A leader in education and training for Washington’ solar industry, Shoreline Community College has landed a prestigious grant to enhance its role in sustainable, renewable energy.
The American Association of Community Colleges (AACC), with support from the National Science Foundation, has awarded a $20,000 MentorLinks grant to be used for Shoreline’s Clean Energy Technology Program. Shoreline is one of only ten colleges in the country to receive the award.
“Renewable energy is a key component of Gov. Inslee’s economic plan and former Gov.

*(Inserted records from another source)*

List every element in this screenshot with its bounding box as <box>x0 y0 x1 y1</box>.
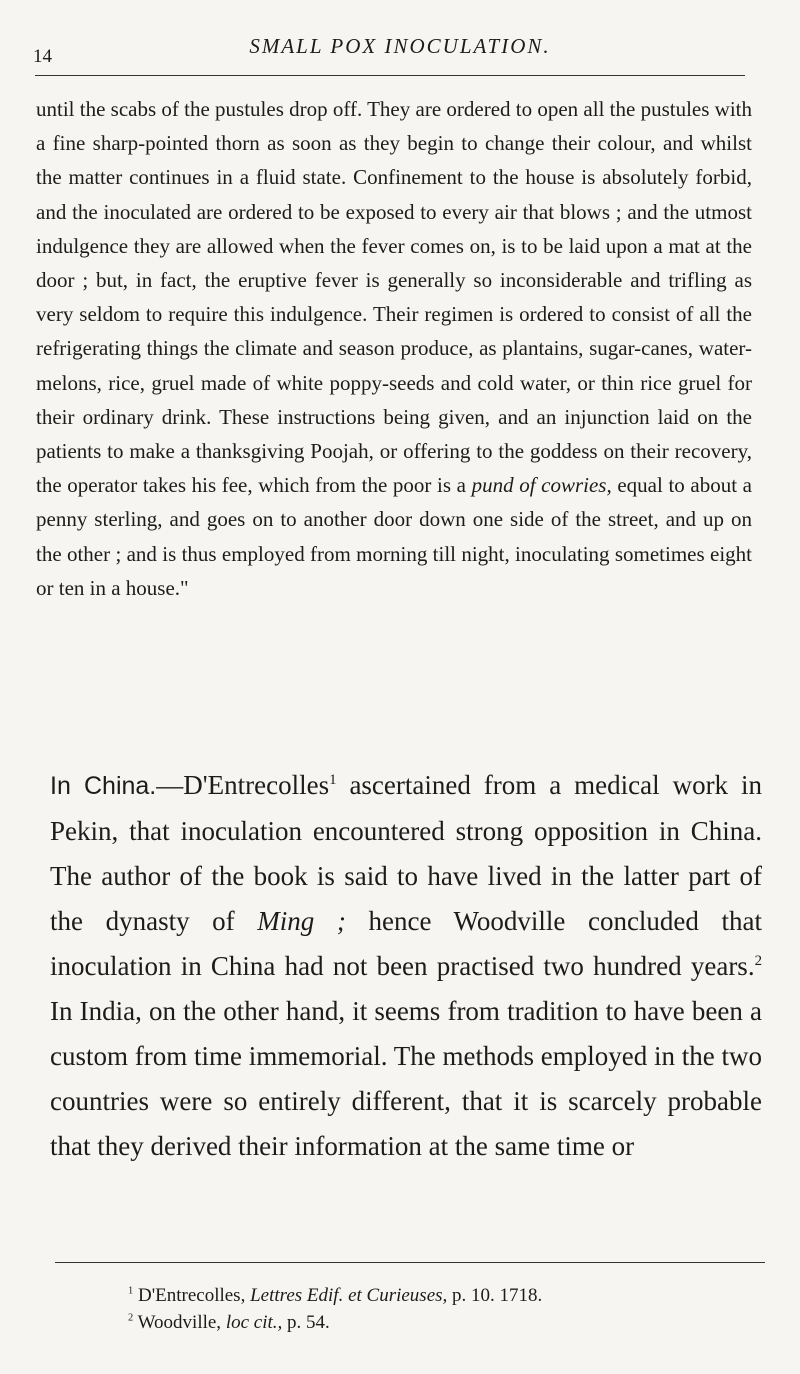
main-text-2: ascertained from a medical work in Pekin, that inoculation encountered strong opposition in China. The author of the book is said to have lived in the latter part of the dynasty of <box>50 770 763 936</box>
main-passage <box>50 763 762 1169</box>
footnote-mark-2: 2 <box>128 1312 134 1324</box>
header-rule <box>35 75 745 76</box>
page-number: 14 <box>33 46 52 67</box>
footnote-2 <box>128 1309 542 1336</box>
footnotes <box>128 1282 542 1336</box>
section-lead: In China. <box>50 772 157 800</box>
footnote-2-text-b: p. 54. <box>282 1312 330 1333</box>
footnote-1-italic: Lettres Edif. et Curieuses, <box>250 1285 448 1306</box>
main-text-4: In India, on the other hand, it seems from tradition to have been a custom from time immemorial. The methods employed in the two countries were so entirely different, that it is scarcely probable that they derived their information at the same time or <box>50 996 762 1161</box>
main-italic: Ming ; <box>257 906 346 936</box>
footnote-mark-1: 1 <box>128 1285 134 1297</box>
quoted-paragraph <box>36 92 752 605</box>
footnote-2-italic: loc cit., <box>225 1312 283 1333</box>
footnote-ref-1: 1 <box>329 772 337 788</box>
main-paragraph <box>50 763 762 1169</box>
footnote-ref-2: 2 <box>754 953 762 969</box>
footnote-rule <box>55 1262 765 1263</box>
running-title: SMALL POX INOCULATION. <box>249 34 551 58</box>
quote-italic: pund of cowries, <box>471 473 612 498</box>
footnote-1-text-a: D'Entrecolles, <box>133 1285 251 1306</box>
quote-text-1: until the scabs of the pustules drop off. They are ordered to open all the pustules with a fine sharp-pointed thorn as soon as they begin to change their colour, and whilst the matter continues in a fluid state. Confinement to the house is absolutely forbid, and the inoculated are ordered to be exposed to every air that blows ; and the utmost indulgence they are allowed when the fever comes on, is to be laid upon a mat at the door ; but, in fact, the eruptive fever is generally so inconsiderable and trifling as very seldom to require this indulgence. Their regimen is ordered to consist of all the refrigerating things the climate and season produce, as plantains, sugar-canes, water-melons, rice, gruel made of white poppy-seeds and cold water, or thin rice gruel for their ordinary drink. These instructions being given, and an injunction laid on the patients to make a thanksgiving Poojah, or offering to the goddess on their recovery, the operator takes his fee, which from the poor is a <box>36 97 752 498</box>
quote-text-2: equal to about a penny sterling, and goes on to another door down one side of the street, and up on the other ; and is thus employed from morning till night, inoculating sometimes eight or ten in a house." <box>36 473 752 600</box>
main-text-3: hence Woodville concluded that inoculation in China had not been practised two hundred years. <box>50 906 762 981</box>
quoted-passage <box>36 92 752 605</box>
main-text-1: —D'Entrecolles <box>156 770 330 800</box>
footnote-2-text-a: Woodville, <box>133 1312 226 1333</box>
footnote-1 <box>128 1282 542 1309</box>
footnote-1-text-b: p. 10. 1718. <box>447 1285 543 1306</box>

Gregoire’s before that,” said Susan Hoyne, Shoreline’s Dean of Science, Mathematics, Manufacturing, Engineering, and Energy. “Shoreline is at the forefront of educating and training the workforce for this growing industry and this grant will increase opportunities for students.”
The two-year grant will help Hoyne and faculty member Louise Petruzzella add to the Clean Energy Technology Program, including:
- Develop internships, job-placement services and curriculum by expanding industry and community relationships
- Develop a certificate available either fully online or a “hybrid” of online and on-campus classes
- Increase certificate and degree completion by improving course availability
- Add more equipment for hands-on training
- Foster collaboration between current students and program alumni.
The mentorship part of the grant will establish a connection between Shoreline and Ken Walz of Madison Area Technical College. Walz is Madison’s chemistry and engineering instructor and will work with Hoyne and Petruzzella on grant-related projects. Walz is the project director and principal investigator for the Career Education in Renewable Energy Technologies, a National Science Foundation program.